The Clausius-Clapeyron Equation — Derivation & Applications
The Clausius-Clapeyron equation relates the slope of a coexistence curve to measurable thermodynamic quantities. It is one of the most powerful exact results in classical thermodynamics.
Exact Clausius-Clapeyron Equation
Along any phase boundary the chemical potentials are equal: $\mu^\alpha = \mu^\beta$. Differentiating while staying on the boundary:
$$dG_m^\alpha = dG_m^\beta \implies -S_m^\alpha dT + V_m^\alpha dp = -S_m^\beta dT + V_m^\beta dp$$ $$\boxed{\frac{dp}{dT} = \frac{\Delta_{\alpha\to\beta} S_m}{\Delta_{\alpha\to\beta} V_m} = \frac{\Delta_{\text{trs}} H}{T\,\Delta_{\text{trs}} V_m}}$$Liquid-Vapour Boundary — Approximate Form
For the liquid-vapour transition, $V_m(\text{gas}) \gg V_m(\text{liq})$ and treating vapour as ideal ($V_m^g = RT/p$):
$$\frac{dp}{dT} = \frac{p\,\Delta_{\text{vap}}H}{RT^2}$$Rearranging and integrating from reference point $(T_1, p_1)$ to $(T_2, p_2)$:
$$\ln\frac{p_2}{p_1} = -\frac{\Delta_{\text{vap}}H}{R}\left(\frac{1}{T_2}-\frac{1}{T_1}\right)$$Solid-Liquid Boundary
Both phases are condensed; $\Delta V_m$ is small and roughly constant.
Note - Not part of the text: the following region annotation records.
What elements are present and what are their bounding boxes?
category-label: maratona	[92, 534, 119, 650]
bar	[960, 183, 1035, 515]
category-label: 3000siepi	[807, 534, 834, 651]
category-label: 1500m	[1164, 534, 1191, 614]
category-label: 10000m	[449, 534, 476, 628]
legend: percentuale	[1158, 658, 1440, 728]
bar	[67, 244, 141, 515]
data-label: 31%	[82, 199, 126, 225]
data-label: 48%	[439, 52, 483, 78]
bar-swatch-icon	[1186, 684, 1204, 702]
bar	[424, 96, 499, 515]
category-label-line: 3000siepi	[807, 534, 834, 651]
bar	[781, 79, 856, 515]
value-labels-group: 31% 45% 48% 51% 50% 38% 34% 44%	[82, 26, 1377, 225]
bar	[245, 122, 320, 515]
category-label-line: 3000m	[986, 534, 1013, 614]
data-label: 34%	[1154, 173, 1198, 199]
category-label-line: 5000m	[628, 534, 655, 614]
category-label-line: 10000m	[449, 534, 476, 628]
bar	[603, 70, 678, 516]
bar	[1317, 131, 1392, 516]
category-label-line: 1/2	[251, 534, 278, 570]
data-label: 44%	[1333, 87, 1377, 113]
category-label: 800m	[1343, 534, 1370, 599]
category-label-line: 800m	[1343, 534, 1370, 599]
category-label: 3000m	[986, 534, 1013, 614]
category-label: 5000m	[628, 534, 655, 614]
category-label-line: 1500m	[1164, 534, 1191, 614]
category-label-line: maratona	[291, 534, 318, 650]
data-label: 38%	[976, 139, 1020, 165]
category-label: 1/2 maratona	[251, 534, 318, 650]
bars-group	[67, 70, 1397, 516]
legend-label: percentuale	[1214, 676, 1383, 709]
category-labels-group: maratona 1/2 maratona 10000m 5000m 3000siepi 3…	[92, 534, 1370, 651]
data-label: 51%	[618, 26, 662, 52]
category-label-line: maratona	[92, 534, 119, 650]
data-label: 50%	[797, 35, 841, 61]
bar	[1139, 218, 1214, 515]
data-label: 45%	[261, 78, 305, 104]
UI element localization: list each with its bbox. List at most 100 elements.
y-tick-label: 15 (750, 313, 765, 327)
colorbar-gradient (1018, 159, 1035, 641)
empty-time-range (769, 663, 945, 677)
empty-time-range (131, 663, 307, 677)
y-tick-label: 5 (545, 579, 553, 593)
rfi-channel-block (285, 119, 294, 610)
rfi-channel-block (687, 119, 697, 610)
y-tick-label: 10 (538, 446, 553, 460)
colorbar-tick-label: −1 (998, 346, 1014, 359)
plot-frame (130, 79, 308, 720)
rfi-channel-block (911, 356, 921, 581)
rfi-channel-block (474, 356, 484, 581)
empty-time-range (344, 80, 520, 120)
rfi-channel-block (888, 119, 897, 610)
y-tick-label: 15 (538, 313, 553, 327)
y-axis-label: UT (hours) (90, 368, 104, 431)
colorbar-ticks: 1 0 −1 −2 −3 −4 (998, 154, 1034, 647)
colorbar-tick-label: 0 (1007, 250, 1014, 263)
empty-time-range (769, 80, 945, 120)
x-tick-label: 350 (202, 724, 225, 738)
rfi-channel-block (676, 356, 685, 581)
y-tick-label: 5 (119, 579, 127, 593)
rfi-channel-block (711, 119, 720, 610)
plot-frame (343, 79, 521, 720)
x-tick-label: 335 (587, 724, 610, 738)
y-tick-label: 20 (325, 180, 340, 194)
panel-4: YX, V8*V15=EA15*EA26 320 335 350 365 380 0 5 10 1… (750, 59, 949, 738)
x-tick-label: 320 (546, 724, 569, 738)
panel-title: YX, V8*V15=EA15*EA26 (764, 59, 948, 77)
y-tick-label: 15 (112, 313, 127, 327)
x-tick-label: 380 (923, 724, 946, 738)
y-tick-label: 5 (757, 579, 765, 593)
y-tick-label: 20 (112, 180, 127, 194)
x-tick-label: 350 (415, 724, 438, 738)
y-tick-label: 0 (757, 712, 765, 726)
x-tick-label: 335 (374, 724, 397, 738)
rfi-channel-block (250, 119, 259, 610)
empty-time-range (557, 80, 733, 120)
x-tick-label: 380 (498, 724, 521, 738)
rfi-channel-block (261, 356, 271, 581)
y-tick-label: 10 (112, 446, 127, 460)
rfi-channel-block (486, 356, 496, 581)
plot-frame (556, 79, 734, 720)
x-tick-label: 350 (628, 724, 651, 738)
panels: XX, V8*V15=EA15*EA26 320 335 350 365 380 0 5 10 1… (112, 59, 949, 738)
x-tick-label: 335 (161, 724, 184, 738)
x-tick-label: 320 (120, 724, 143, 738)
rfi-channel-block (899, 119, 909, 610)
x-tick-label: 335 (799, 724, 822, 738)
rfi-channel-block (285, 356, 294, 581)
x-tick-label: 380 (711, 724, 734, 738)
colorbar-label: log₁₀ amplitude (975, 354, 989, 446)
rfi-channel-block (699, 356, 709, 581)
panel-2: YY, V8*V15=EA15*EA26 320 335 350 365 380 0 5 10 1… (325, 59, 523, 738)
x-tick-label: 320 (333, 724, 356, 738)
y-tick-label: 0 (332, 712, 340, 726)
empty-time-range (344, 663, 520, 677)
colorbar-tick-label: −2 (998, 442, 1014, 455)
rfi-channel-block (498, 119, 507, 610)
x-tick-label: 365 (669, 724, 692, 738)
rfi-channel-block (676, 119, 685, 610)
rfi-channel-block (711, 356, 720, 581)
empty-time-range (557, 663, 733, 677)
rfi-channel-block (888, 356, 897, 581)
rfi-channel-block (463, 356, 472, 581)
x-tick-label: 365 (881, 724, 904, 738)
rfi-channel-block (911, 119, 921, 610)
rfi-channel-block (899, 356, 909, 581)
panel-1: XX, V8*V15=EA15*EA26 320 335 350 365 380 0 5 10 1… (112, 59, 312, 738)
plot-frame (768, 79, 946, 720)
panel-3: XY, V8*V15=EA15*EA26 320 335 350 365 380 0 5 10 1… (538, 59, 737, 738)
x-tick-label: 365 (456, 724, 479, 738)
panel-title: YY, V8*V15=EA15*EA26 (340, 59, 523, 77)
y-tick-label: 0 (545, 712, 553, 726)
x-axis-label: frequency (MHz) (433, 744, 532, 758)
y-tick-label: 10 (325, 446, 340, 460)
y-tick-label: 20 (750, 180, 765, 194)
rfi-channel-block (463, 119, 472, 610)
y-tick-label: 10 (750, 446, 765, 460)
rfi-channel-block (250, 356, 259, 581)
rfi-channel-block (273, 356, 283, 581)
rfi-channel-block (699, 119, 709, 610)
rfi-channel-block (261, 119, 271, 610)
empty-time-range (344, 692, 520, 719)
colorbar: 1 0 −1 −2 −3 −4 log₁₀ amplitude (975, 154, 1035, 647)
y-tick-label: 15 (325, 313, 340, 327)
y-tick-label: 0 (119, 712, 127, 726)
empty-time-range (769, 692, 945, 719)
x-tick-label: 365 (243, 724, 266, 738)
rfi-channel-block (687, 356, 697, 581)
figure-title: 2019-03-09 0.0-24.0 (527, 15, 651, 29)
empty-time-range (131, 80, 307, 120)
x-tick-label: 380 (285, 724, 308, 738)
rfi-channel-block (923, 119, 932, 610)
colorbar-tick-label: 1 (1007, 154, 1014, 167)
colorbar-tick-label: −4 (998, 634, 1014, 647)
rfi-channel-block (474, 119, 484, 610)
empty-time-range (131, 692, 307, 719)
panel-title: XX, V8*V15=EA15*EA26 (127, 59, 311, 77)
Integrating the exact equation:
$$p_2 - p_1 = \frac{\Delta_{\text{fus}}H}{T_{\text{fus}}\,\Delta_{\text{fus}}V_m}(T_2 - T_1)$$For water: $\Delta_{\text{fus}}H = 6.01$ kJ/mol, $\Delta_{\text{fus}}V_m = -1.63\times10^{-6}$ m³/mol (note: negative! ice is less dense), $T_{\text{fus}} = 273.15$ K, giving $dp/dT \approx -13.5$ MPa/K. Increasing pressure by 1 atm lowers the melting point by only 0.0075 K — skating on ice does not melt the ice by pressure alone.
Applications
- Vapour pressure elevation: predict $p(T)$ from one measured data point and $\Delta_{\text{vap}}H$.
- Boiling point at altitude: lower $p$ means lower boiling point ($\sim$95°C at 3000 m elevation).
- Freeze-drying: operate below the triple point pressure to sublime water directly.
- Pressure-cooking: higher $p$ raises boiling point, accelerating cooking.